I had exactly one non-raining day here in South Carolina that week. One day. And even that was pretty unspectacular so it was Lightroom to the rescue. The first image (below) was almost golden straight out of camera, but I did a little bit of accenting the colors in Lightroom, as well as cropping to emphasize the s-curve of the marshland heading towards low tide.
That morning, I had headed out to the beach and was walking down the wooden ramp through the other marsh to the waves when something caught my eye. I stopped and turned around slowly to find this great blue heron staring at me. I cursed my bad luck at having a 55mm lens on my camera, thinking I was going for sunrise, not the zoom lens that would be better for photographing this guy. I appreciated his perfect stillness and willingness to model for me while I played with exposure settings.
Post-heron, I made it down to the beach only to find no clouds and a lot of wide open sky, which are not the best conditions for a stunning sunrise shot. I set the camera to shutter mode and kept decreasing the exposure until I got the sun as an indentifiable ball and then tried to keep that exposure and get some sunlight glinting off the water. I still needed a little Lightroom magic to overcome the bright light and make it more golden. In reality, it wasn’t nearly this golden.
Which got me to thinking… We each have our cherished memories, whether it’s that girls weekend with an old friend or a last conversation with a parent now departed. We burnish those memories over time, forgetting the bad, like the rain all that weekend or that you didn’t really listen to the same old story that last time. We enhance the good: the laughter as we toasted ourselves over dinner, the way the parent hesitated but then told you something you still remember in your heart of hearts.
That sunrise photo is the way I wanted to see the scene, but perhaps no one else saw it that way that day. Same with memories, isn’t it? My brother remembers one thing from a family event, I remember another. I remember what matters most to me, and he does the same. We each crop our memory, selecting the image that matches our reality. Those memories are the golden moments of our lives. If we’re lucky, they add up to a golden hour, and then another and another.
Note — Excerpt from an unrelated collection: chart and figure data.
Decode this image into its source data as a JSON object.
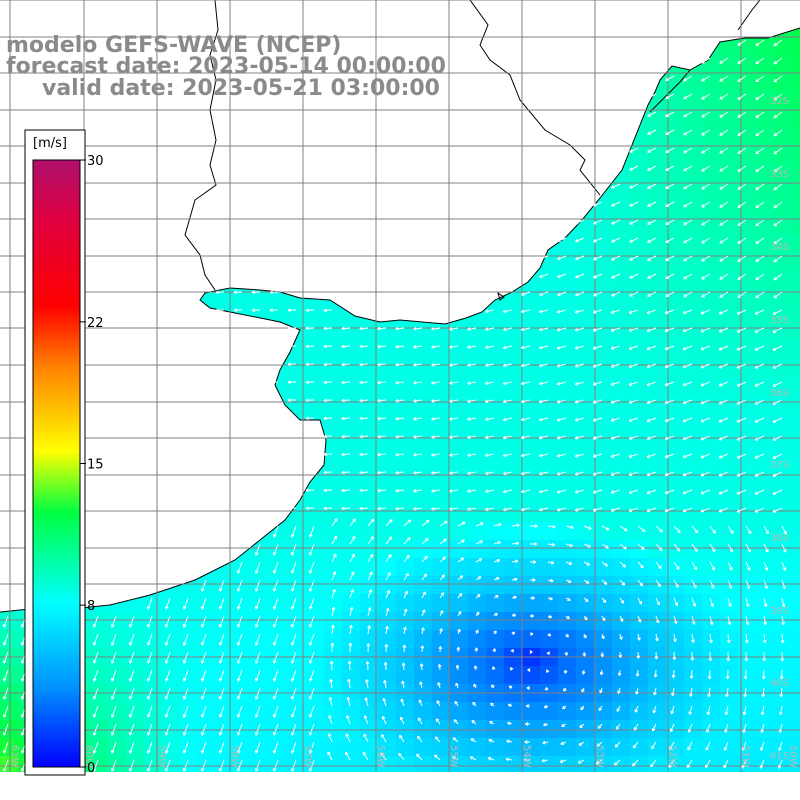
{
  "title": {
    "line1": "modelo GEFS-WAVE (NCEP)",
    "line2": "forecast date: 2023-05-14 00:00:00",
    "line3": "valid date: 2023-05-21 03:00:00"
  },
  "colorbar": {
    "unit": "[m/s]",
    "ticks": [
      {
        "value": 30,
        "label": "30"
      },
      {
        "value": 22,
        "label": "22"
      },
      {
        "value": 15,
        "label": "15"
      },
      {
        "value": 8,
        "label": "8"
      },
      {
        "value": 0,
        "label": "0"
      }
    ],
    "min": 0,
    "max": 30,
    "colors": [
      "#0000ff",
      "#0090ff",
      "#00ffff",
      "#00ff40",
      "#ffff00",
      "#ff8000",
      "#ff0000",
      "#c8005a",
      "#b0106e"
    ]
  },
  "grid_labels": {
    "lat": [
      "32S",
      "33S",
      "34S",
      "35S",
      "36S",
      "37S",
      "38S",
      "39S",
      "40S",
      "41S"
    ],
    "lon": [
      "61W",
      "60W",
      "59W",
      "58W",
      "57W",
      "56W",
      "55W",
      "54W",
      "53W",
      "52W",
      "51W",
      "50W"
    ]
  },
  "colors": {
    "land": "#ffffff",
    "coast": "#000000",
    "grid": "#7f7f7f",
    "arrow": "#ffffff",
    "title": "#8a8a8a"
  }
}
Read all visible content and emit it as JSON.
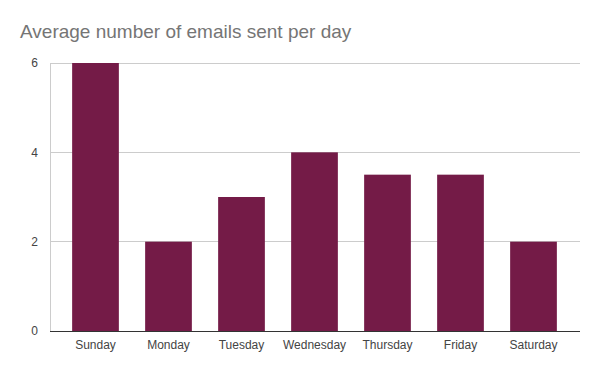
{
  "chart_data": {
    "type": "bar",
    "title": "Average number of emails sent per day",
    "categories": [
      "Sunday",
      "Monday",
      "Tuesday",
      "Wednesday",
      "Thursday",
      "Friday",
      "Saturday"
    ],
    "values": [
      6,
      2,
      3,
      4,
      3.5,
      3.5,
      2
    ],
    "color": "#741b47",
    "ylim": [
      0,
      6
    ],
    "yticks": [
      0,
      2,
      4,
      6
    ],
    "grid": true
  }
}
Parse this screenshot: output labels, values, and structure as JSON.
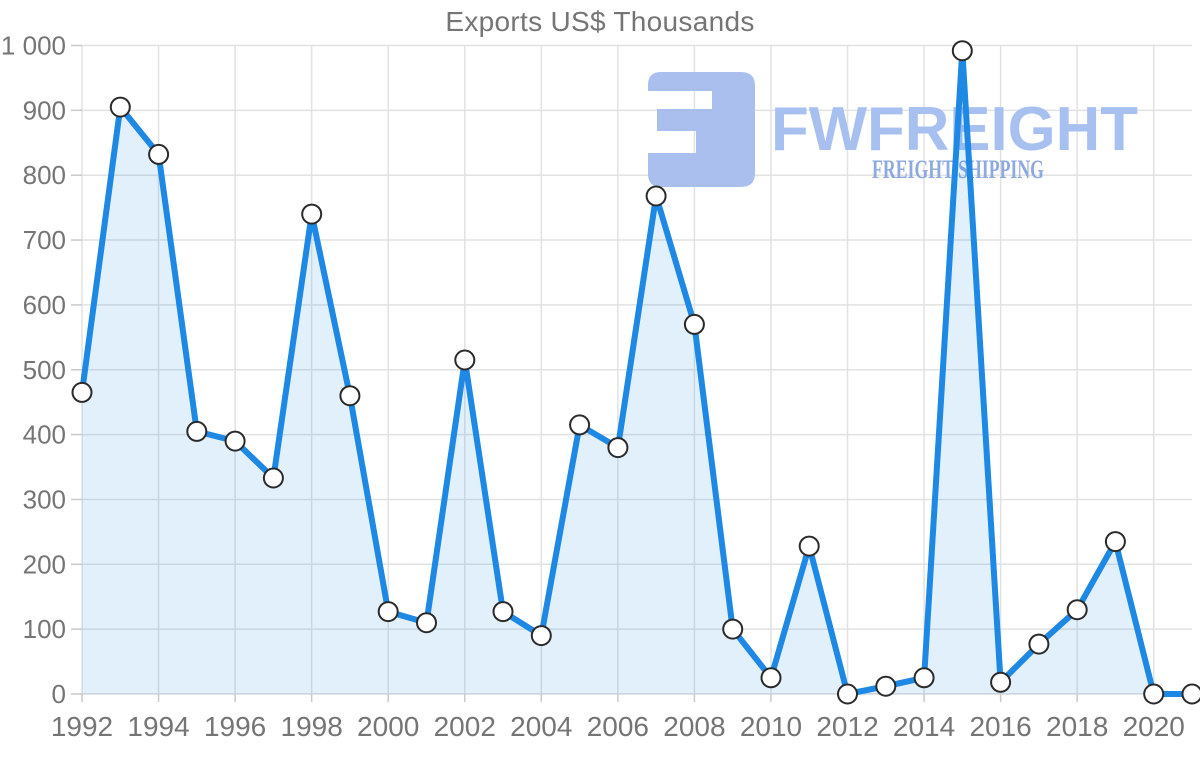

Over the last year, I’ve gone back to the family photo archive more than once, looking for a particular image or wondering when something happened. Being isolated from family and friends during the pandemic has got me thinking of my memories, polishing the ones that matter most, letting go of the difficult times I no longer want to remember. I’m still sad thinking of those who’ve gone from my life, but the memories and the photos remind me of the golden moments, and those are what I choose to cherish.
What are we, if not an accumulation of our memories?